Já deveria ter ficado para trás no Brasil a época em que ser homossexual era um problema. Não é mais o problema que era. com certeza, mas a verdade é que todo o esforço feito há anos para reduzir o homossexualismo a sua verdadeira natureza – uma questão estritamente pessoal – não vem tendo o sucesso esperado. Na vida política, e só para ficar num caso recente, a rejeição ao homossexualismo pela maioria do eleitorado continua sendo considerada um valor decisivo nas campanhas eleitorais. Ainda agora, na eleição municipal de São Paulo, houve muito ruído em torno do infeliz “kit gay” que o Ministério da Educação inventou e logo desinventou, tempos atrás, para sugerir aos estudantes que a atração afetiva por pessoas do mesmo sexo é a coisa mais natural do mundo. Não deu certo, no caso, porque o ex-ministro Fernando Haddad, o homem associado ao “kit”, acabou ganhando – assim como não tinha dado certo na eleição * anterior, quando a candidata Marta Suplicy (curiosamente, uma das campeãs da “causa gay” no país) fez insinuações agressivas quanto à masculinidade do seu adversário Gilberto Kassab e foi derrotada por ele. Mas aí é que está: apesar de sua aparente ineficácia como caça-votos, dizer que alguém é gay, ou apenas pró-gay. ainda é uma “acusação”. Pode equivaler a um insulto grave – e provocar uma denúncia por injúria, crime previsto no artigo 140 do Código Penal Brasileiro. Nos cultos religiosos, o homossexualismo continua sendo denunciado como infração gravíssima. Para a maioria das famílias brasileiras, ter filhos ou filhas gay é um desastre – não do tamanho que já foi, mas um drama do mesmo jeito.

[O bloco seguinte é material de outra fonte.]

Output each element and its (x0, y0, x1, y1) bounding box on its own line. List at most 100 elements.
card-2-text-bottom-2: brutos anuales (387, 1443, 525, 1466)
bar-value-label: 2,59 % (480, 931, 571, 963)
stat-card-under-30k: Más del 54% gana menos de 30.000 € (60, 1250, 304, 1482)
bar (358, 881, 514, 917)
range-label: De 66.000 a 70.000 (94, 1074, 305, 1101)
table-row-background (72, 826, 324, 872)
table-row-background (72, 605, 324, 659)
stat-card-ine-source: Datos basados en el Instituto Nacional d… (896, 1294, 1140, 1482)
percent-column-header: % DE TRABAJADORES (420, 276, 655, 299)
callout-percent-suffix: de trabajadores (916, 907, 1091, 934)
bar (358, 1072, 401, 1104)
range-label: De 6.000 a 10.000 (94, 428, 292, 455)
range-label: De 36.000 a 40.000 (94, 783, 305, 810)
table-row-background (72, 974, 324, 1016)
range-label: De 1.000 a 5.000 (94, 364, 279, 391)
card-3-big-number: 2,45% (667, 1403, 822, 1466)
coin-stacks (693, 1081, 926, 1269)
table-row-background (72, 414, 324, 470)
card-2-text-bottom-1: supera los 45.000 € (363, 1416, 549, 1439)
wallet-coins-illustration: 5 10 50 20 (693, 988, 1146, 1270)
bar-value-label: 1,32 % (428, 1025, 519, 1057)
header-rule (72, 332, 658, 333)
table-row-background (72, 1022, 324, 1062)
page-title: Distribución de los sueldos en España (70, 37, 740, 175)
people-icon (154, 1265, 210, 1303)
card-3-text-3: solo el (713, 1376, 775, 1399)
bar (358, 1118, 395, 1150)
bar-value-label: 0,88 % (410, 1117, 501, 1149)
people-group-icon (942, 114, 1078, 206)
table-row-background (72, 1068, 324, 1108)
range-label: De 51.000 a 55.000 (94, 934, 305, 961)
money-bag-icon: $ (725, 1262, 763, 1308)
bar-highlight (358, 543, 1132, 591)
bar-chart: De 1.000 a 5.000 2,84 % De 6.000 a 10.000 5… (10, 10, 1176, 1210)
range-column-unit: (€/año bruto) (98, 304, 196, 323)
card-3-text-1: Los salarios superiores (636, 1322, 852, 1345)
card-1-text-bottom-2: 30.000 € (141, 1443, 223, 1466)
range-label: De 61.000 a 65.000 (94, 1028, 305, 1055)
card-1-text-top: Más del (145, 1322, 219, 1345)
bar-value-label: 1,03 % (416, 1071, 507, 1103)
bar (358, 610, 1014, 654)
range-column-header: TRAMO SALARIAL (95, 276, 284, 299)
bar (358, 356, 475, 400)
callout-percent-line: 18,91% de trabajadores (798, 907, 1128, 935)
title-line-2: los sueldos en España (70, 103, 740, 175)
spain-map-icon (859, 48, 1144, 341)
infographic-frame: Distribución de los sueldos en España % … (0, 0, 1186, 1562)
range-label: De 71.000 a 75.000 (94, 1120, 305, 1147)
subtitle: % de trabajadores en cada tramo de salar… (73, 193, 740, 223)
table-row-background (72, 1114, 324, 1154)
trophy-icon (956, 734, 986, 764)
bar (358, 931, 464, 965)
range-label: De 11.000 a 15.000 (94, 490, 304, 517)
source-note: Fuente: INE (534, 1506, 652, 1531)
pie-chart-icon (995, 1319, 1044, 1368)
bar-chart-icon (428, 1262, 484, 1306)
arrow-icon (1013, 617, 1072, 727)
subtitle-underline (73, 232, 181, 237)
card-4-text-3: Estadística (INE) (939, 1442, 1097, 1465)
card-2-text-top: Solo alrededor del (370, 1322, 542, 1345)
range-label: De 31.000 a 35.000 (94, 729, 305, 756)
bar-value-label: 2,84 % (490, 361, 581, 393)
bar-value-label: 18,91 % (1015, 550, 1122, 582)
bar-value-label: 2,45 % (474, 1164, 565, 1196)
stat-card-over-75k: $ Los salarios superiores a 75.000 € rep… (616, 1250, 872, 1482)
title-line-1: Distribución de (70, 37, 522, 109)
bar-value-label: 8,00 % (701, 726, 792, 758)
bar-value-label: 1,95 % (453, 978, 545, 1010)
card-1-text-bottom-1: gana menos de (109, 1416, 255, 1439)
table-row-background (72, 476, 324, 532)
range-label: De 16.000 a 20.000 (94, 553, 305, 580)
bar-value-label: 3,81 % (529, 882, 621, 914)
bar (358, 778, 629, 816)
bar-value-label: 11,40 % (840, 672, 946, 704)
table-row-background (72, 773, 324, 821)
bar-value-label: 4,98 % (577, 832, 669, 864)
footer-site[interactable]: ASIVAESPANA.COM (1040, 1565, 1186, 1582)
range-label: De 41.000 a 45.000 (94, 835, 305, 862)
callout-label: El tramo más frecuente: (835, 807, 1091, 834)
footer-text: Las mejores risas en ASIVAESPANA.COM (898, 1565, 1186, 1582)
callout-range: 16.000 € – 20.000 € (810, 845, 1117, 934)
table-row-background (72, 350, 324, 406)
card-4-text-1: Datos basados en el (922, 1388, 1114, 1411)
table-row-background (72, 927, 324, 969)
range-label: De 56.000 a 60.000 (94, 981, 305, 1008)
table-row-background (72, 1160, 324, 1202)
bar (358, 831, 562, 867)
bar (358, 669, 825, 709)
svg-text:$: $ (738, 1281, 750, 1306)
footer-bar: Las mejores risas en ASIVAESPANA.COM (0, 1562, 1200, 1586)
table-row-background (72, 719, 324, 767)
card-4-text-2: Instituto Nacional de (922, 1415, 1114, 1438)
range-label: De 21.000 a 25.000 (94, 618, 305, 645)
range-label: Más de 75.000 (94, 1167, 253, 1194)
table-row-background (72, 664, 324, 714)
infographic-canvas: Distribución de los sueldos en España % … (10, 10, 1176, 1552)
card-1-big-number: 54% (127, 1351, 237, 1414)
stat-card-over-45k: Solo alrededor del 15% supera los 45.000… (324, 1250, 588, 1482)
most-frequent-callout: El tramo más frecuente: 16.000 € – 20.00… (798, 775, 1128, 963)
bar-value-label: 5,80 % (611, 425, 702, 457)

Por que o empenho para eliminar a antipatia social em torno do homossexualismo rateia tanto assim? O mais provável é que esteja sendo aplicada aqui a Lei das Consequências Indesejadas, segundo a qual ações feitas em busca de um determinado objetivo podem produzir resultados que ninguém queria obter, nem imaginava que pudessem ser obtidos. É a velha história do Projeto Apollo. Foi feito para levar o homem à Lua; acabou levando à descoberta da frigideira Tefal. A Lei das Consequências Indesejadas pode ser do bem ou do mal. É do bem quando os tais resultados que ninguém esperava são coisas boas. como aconteceu no Projeto Apollo: o objetivo de colocar o homem na Lua foi alcançado – e ainda rendeu uma bela frigideira, além de conduzir a um monte de outras invenções provavelmente mais úteis que a própria viagem até lá. É do mal quando os efeitos não previstos são o contrário daquilo que se pretendia obter. No caso das atuais cruzadas em favor do estilo de vida gay, parece estar acontecendo mais o mal do que o bem. Em vez de gerar a paz, todo esse movimento ajuda a manter viva a animosidade: divide, quando deveria unir. O kit gay, por exemplo, pretendia ser um convite à harmonia – mas acabou ficando com toda a cara de ser um incentivo ao homossexualismo, e só gerou reprovação. O fato é que, de tanto insistirem que os homossexuais devem ser tratados como uma categoria diferente de cidadãos, merecedora de mais e mais direitos, ou como uma espécie ameaçada, a ser protegida por uma coleção cada vez maior de leis. os patronos da causa gay tropeçam frequentemente na lógica- e se afastam, com isso. do seu objetivo central.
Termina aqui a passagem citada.